There has been so much laughter and not a few tears.''
All her maternal -- and paternal, she says -- instincts have gone into
mothering her theatre and her companies. ''I like children, within
reason. Ha! ha! ha! I like teenagers because they are so interesting,
but I have never, ever regretted not having any of my own. No, I
couldn't be doing with babies. It's an awful thing to say, isn't it? But
I do get on well with children of a certain age.'' So well that one of
the most unforgettable highs in a long career was the night a couple of
years ago when 150 children from all over the world gathered for the
musical Peace Child, brought together by Joan Knight and the people of
Perth, with the help of local churches. ''It was such agony to organise,
but it took off in the end and it was just marvellous. It is the one
thing that I am most proud of achieving in the last 25 years.''
Anyway, she says over the coffee, she isn't one of nature's wives and
mothers. ''I'm more like Stevie Smith, I'm a friendship sort of person;
I've got some very good friends, four godchildren, and at least two or
three 'daughters' and six or seven 'sons'. All my assistants, in fact.
Because I have always looked on Perth as a training theatre, my
assistants have become my family.'' Consider the roll call of the lady's
little helpers -- Clive Perry, Giles Havergal, Mike Ockrent, Liz
Carruthers, Patrick Sandford, Catherine Robins, and Ken Alexander, to
name but several of her ''children''.
There is an exhibition in Perth Museum & Art Gallery at the moment
called The Time Of Our Lives, ''an introduction to the history of the
district''. A tiny section, headed Pure Theatre, is devoted to Perth
Rep. ''Today Perth Theatre has regained its independence but is still
supported by the local authority,'' boasts the literature, but there is
not a single mention of Joan Knight. Shame on them! They ought to have a
whole exhibition devoted to the life and work of the woman who has
indeed given the people of Perth the time of their lives.
---------------------
* EDITH MacARTHUR.
In 1955, when I joined Perth Rep to play Prince Charming in
Cinderella, Joan Knight was stage director. It seems to me that in the
years since she became artistic director she has also become its fairy
godmother. Actors and audiences alike owe her thanks for continuing and
prospering this lovely theatre, and for giving us all much great
pleasure, and such great fun.
-----------------------
* TONY ROPER.
Joan Knight is a marvellous teacher, an excellent ambassador for Perth
Theatre, a great cook, and a wine connoisseur extraordinaire. A gifted
director, she wears lovely clothes, takes a marvellous suntan, has nice
even teeth, and has exactly the right hair-do to frame her face, and
that only covers her bad points . . . Yes, I'm a fan.
----------------------
* RIKKI FULTON.
What is it like to have a million friends, the love and respect of an
entire profession, the ability to look back on a long career of positive
achievement and total success? Ask Joan Knight.

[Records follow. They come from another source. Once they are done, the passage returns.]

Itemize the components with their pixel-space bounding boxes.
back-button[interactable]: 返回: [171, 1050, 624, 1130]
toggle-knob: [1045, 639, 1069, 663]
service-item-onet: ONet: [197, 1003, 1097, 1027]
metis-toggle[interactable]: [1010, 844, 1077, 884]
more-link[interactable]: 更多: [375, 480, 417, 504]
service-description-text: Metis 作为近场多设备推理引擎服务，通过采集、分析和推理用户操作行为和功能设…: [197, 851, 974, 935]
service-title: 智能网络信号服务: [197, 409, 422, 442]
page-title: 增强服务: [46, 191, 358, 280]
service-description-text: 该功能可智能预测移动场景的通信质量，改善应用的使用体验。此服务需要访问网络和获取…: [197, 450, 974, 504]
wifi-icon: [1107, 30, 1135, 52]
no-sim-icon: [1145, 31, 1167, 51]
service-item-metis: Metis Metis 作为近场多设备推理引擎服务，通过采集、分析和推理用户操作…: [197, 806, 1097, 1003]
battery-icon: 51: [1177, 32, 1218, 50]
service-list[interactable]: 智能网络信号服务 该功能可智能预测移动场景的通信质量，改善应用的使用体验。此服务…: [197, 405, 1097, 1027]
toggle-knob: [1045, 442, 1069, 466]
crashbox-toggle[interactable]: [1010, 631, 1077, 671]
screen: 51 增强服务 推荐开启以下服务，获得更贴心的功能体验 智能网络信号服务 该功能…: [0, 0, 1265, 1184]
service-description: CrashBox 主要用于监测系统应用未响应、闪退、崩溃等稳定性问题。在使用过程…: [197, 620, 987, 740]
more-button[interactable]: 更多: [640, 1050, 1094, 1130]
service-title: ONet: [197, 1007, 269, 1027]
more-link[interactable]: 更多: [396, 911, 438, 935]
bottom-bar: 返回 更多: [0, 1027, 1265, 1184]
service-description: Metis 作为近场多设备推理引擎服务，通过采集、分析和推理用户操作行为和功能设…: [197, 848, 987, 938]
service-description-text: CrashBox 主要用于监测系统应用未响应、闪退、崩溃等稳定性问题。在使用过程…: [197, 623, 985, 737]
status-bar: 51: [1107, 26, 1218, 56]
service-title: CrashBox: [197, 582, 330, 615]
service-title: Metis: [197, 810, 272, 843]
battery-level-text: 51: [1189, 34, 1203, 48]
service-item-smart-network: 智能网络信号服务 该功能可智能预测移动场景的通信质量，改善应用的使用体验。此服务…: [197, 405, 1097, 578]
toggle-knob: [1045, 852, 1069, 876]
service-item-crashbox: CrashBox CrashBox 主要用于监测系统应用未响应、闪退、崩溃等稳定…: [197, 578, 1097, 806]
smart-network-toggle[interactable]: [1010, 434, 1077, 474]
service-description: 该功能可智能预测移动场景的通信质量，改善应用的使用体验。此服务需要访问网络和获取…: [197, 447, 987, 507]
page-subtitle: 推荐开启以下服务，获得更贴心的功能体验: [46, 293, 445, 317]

We thank her for her
continued friendship and join with everyone in saying of her stewardship
of Perth: ''Boy, what a Knight that was!''
-------------------
* ALEC HEGGIE.
Joan Knight was not only responsible for employing me in my home town,
Perth, but also for introducing me to my wife, Jenny, who was her
secretary in 1974. Since then, both Jenny and I have been recipients of
her many kindnesses and thoughtful gestures. She is a special lady.
----------------------
* UNA McLEAN.
Joan Knight is one of the great ladies of the British theatre. She has
been an enormous influence in my career, always available to listen and
advise. We have over many years shared laughter, sorrow, good meals, a
few glasses of wine, and many diets. I love and admire her very much.
----------------------
* RUSSELL HUNTER.
I was in Joan Knight's first production at Perth Theatre with Jane
Cain and Tom Watson, since when I have never worked with them again. Was
it something I said? Dear Joan, I send my love, admiration, and respect.